Glass is the most vulnerable area on any police car and Hardwire has developed protection for the driver’s and passenger’s windows. Their transparent armor window insert is a custom designed piece of transparent armor which seamlessly covers half of the existing window in a police car door. It provides ballistic protection for the officer while still allowing for community engagement. The window insert protects against handgun and shotgun rounds and requires no modifications to the car. The OEM window still operates normally and the ballistic window insert is easily removable. It is my understanding that both ballistic door and window armor for the new 2021 Chevy Tahoe will be available shortly. (havis.com)
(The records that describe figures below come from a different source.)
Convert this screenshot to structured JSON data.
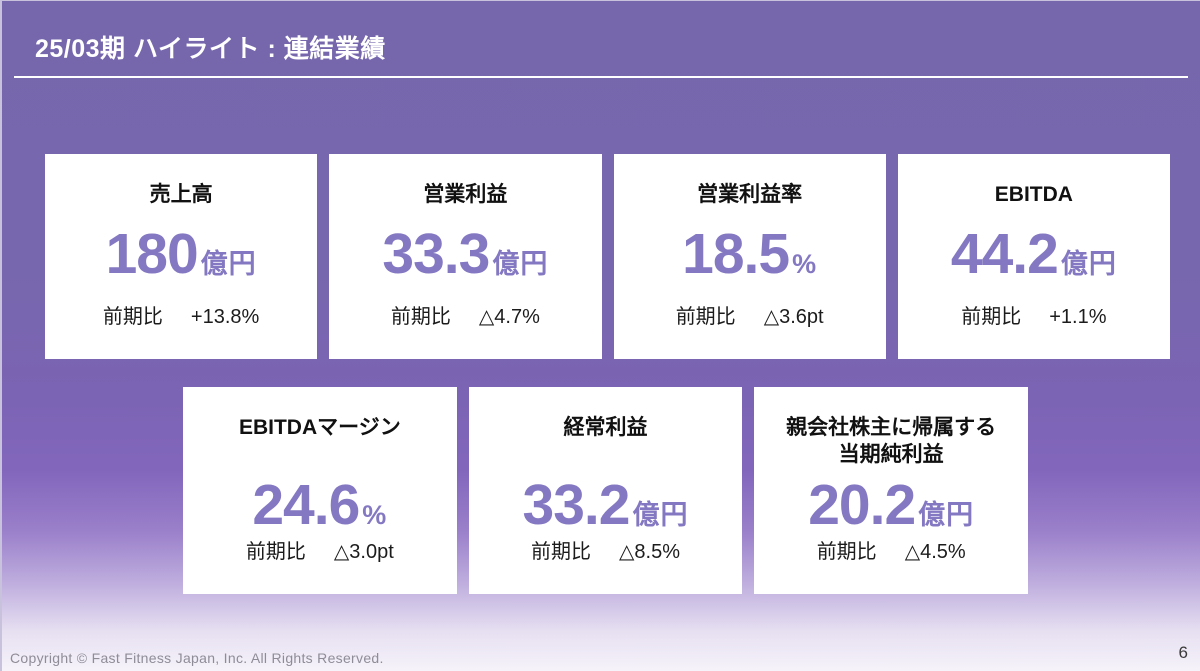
{
  "slide": {
    "title": "25/03期 ハイライト : 連結業績",
    "footer": "Copyright © Fast Fitness Japan, Inc. All Rights Reserved.",
    "page_number": "6"
  },
  "colors": {
    "background_top": "#7667ad",
    "background_bottom": "#f6f3fa",
    "card_background": "#ffffff",
    "accent_number": "#8478c2",
    "title_text": "#ffffff",
    "label_text": "#111111"
  },
  "cards": [
    {
      "title": "売上高",
      "value": "180",
      "unit": "億円",
      "change_label": "前期比",
      "change_value": "+13.8%"
    },
    {
      "title": "営業利益",
      "value": "33.3",
      "unit": "億円",
      "change_label": "前期比",
      "change_value": "△4.7%"
    },
    {
      "title": "営業利益率",
      "value": "18.5",
      "unit": "%",
      "change_label": "前期比",
      "change_value": "△3.6pt"
    },
    {
      "title": "EBITDA",
      "value": "44.2",
      "unit": "億円",
      "change_label": "前期比",
      "change_value": "+1.1%"
    },
    {
      "title": "EBITDAマージン",
      "value": "24.6",
      "unit": "%",
      "change_label": "前期比",
      "change_value": "△3.0pt"
    },
    {
      "title": "経常利益",
      "value": "33.2",
      "unit": "億円",
      "change_label": "前期比",
      "change_value": "△8.5%"
    },
    {
      "title": "親会社株主に帰属する\n当期純利益",
      "value": "20.2",
      "unit": "億円",
      "change_label": "前期比",
      "change_value": "△4.5%"
    }
  ]
}
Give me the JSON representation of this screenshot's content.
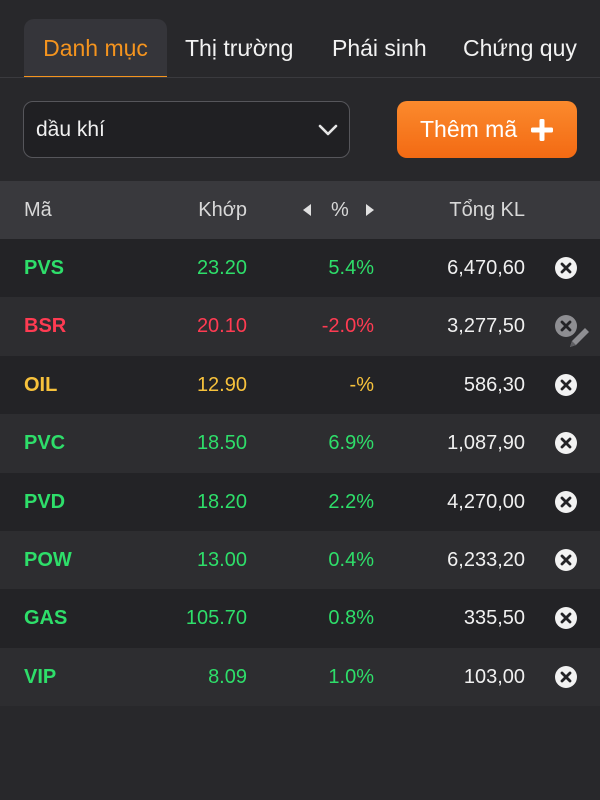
{
  "tabs": [
    {
      "label": "Danh mục",
      "active": true
    },
    {
      "label": "Thị trường",
      "active": false
    },
    {
      "label": "Phái sinh",
      "active": false
    },
    {
      "label": "Chứng quy",
      "active": false
    }
  ],
  "watchlist_selector": {
    "value": "dầu khí",
    "icon": "chevron-down-icon"
  },
  "add_button": {
    "label": "Thêm mã",
    "icon": "plus-icon"
  },
  "table": {
    "headers": {
      "symbol": "Mã",
      "price": "Khớp",
      "percent": "%",
      "volume": "Tổng KL"
    },
    "rows": [
      {
        "symbol": "PVS",
        "price": "23.20",
        "percent": "5.4%",
        "volume": "6,470,60",
        "trend": "up"
      },
      {
        "symbol": "BSR",
        "price": "20.10",
        "percent": "-2.0%",
        "volume": "3,277,50",
        "trend": "down"
      },
      {
        "symbol": "OIL",
        "price": "12.90",
        "percent": "-%",
        "volume": "586,30",
        "trend": "ref"
      },
      {
        "symbol": "PVC",
        "price": "18.50",
        "percent": "6.9%",
        "volume": "1,087,90",
        "trend": "up"
      },
      {
        "symbol": "PVD",
        "price": "18.20",
        "percent": "2.2%",
        "volume": "4,270,00",
        "trend": "up"
      },
      {
        "symbol": "POW",
        "price": "13.00",
        "percent": "0.4%",
        "volume": "6,233,20",
        "trend": "up"
      },
      {
        "symbol": "GAS",
        "price": "105.70",
        "percent": "0.8%",
        "volume": "335,50",
        "trend": "up"
      },
      {
        "symbol": "VIP",
        "price": "8.09",
        "percent": "1.0%",
        "volume": "103,00",
        "trend": "up"
      }
    ]
  },
  "colors": {
    "accent": "#f5941e",
    "up": "#2ede6a",
    "down": "#ff3b52",
    "reference": "#f7c23c",
    "background": "#28282b"
  }
}
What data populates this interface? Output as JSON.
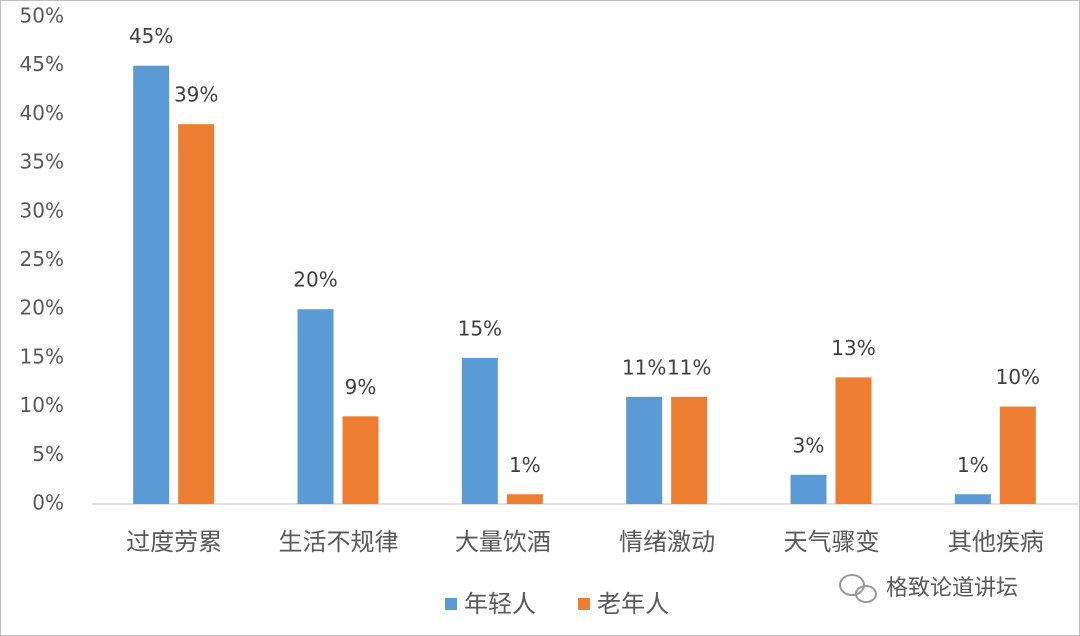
{
  "chart_data": {
    "type": "bar",
    "categories": [
      "过度劳累",
      "生活不规律",
      "大量饮酒",
      "情绪激动",
      "天气骤变",
      "其他疾病"
    ],
    "series": [
      {
        "name": "年轻人",
        "color": "#5b9bd5",
        "values": [
          45,
          20,
          15,
          11,
          3,
          1
        ],
        "value_labels": [
          "45%",
          "20%",
          "15%",
          "11%",
          "3%",
          "1%"
        ]
      },
      {
        "name": "老年人",
        "color": "#ed7d31",
        "values": [
          39,
          9,
          1,
          11,
          13,
          10
        ],
        "value_labels": [
          "39%",
          "9%",
          "1%",
          "11%",
          "13%",
          "10%"
        ]
      }
    ],
    "ylim": [
      0,
      50
    ],
    "yticks": [
      {
        "value": 0,
        "label": "0%"
      },
      {
        "value": 5,
        "label": "5%"
      },
      {
        "value": 10,
        "label": "10%"
      },
      {
        "value": 15,
        "label": "15%"
      },
      {
        "value": 20,
        "label": "20%"
      },
      {
        "value": 25,
        "label": "25%"
      },
      {
        "value": 30,
        "label": "30%"
      },
      {
        "value": 35,
        "label": "35%"
      },
      {
        "value": 40,
        "label": "40%"
      },
      {
        "value": 45,
        "label": "45%"
      },
      {
        "value": 50,
        "label": "50%"
      }
    ],
    "grid": false,
    "legend": "bottom",
    "watermark": "格致论道讲坛"
  }
}
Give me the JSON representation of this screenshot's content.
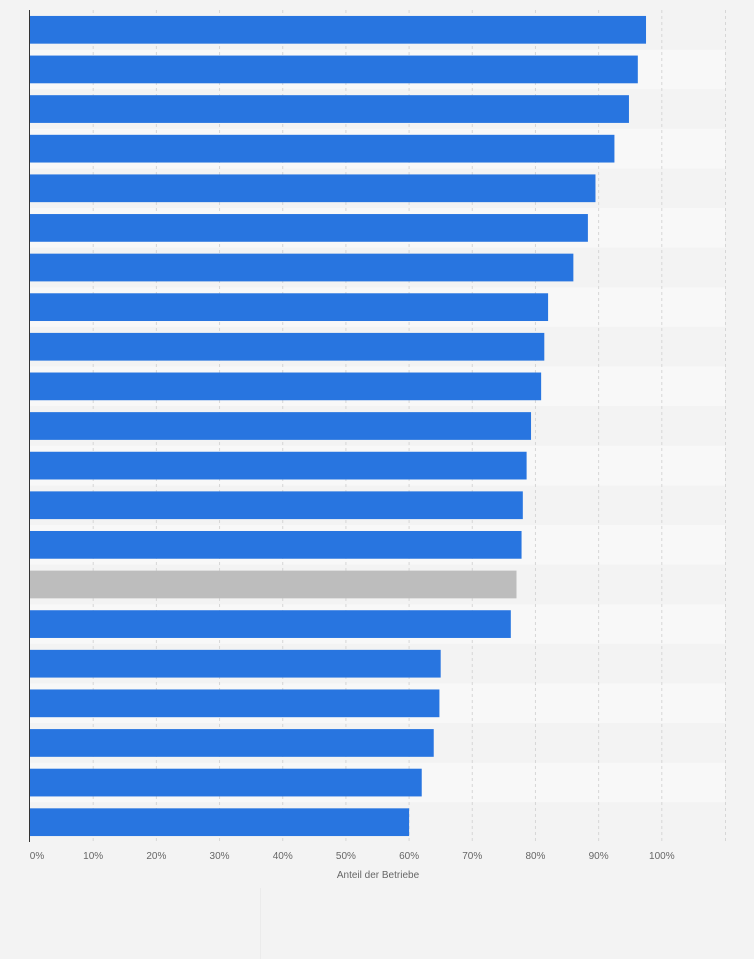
{
  "chart_data": {
    "type": "bar",
    "orientation": "horizontal",
    "xlabel": "Anteil der Betriebe",
    "ylabel": "",
    "xlim": [
      0,
      110
    ],
    "x_ticks": [
      "0%",
      "10%",
      "20%",
      "30%",
      "40%",
      "50%",
      "60%",
      "70%",
      "80%",
      "90%",
      "100%"
    ],
    "grid": true,
    "values": [
      97.5,
      96.2,
      94.8,
      92.5,
      89.5,
      88.3,
      86.0,
      82.0,
      81.4,
      80.9,
      79.3,
      78.6,
      78.0,
      77.8,
      77.0,
      76.1,
      65.0,
      64.8,
      63.9,
      62.0,
      60.0
    ],
    "bar_colors": [
      "#2875e0",
      "#2875e0",
      "#2875e0",
      "#2875e0",
      "#2875e0",
      "#2875e0",
      "#2875e0",
      "#2875e0",
      "#2875e0",
      "#2875e0",
      "#2875e0",
      "#2875e0",
      "#2875e0",
      "#2875e0",
      "#bdbdbd",
      "#2875e0",
      "#2875e0",
      "#2875e0",
      "#2875e0",
      "#2875e0",
      "#2875e0"
    ],
    "accent_color": "#2875e0",
    "highlight_color": "#bdbdbd"
  }
}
NIJ Level IIIA ballistic door panels from Pro-gard are manufactured from Kevlar® and are designed to optimize the coverage area for various makes and models. The weatherproof panels’ bolt in design requires no vehicle modifications and are made for both driver and passenger side doors. (pro-gard.com)
We certainly hope that this column was meaningful for you and, if it saves one officer’s life, it was a success. Oh, yes, before I close…let’s be careful out there.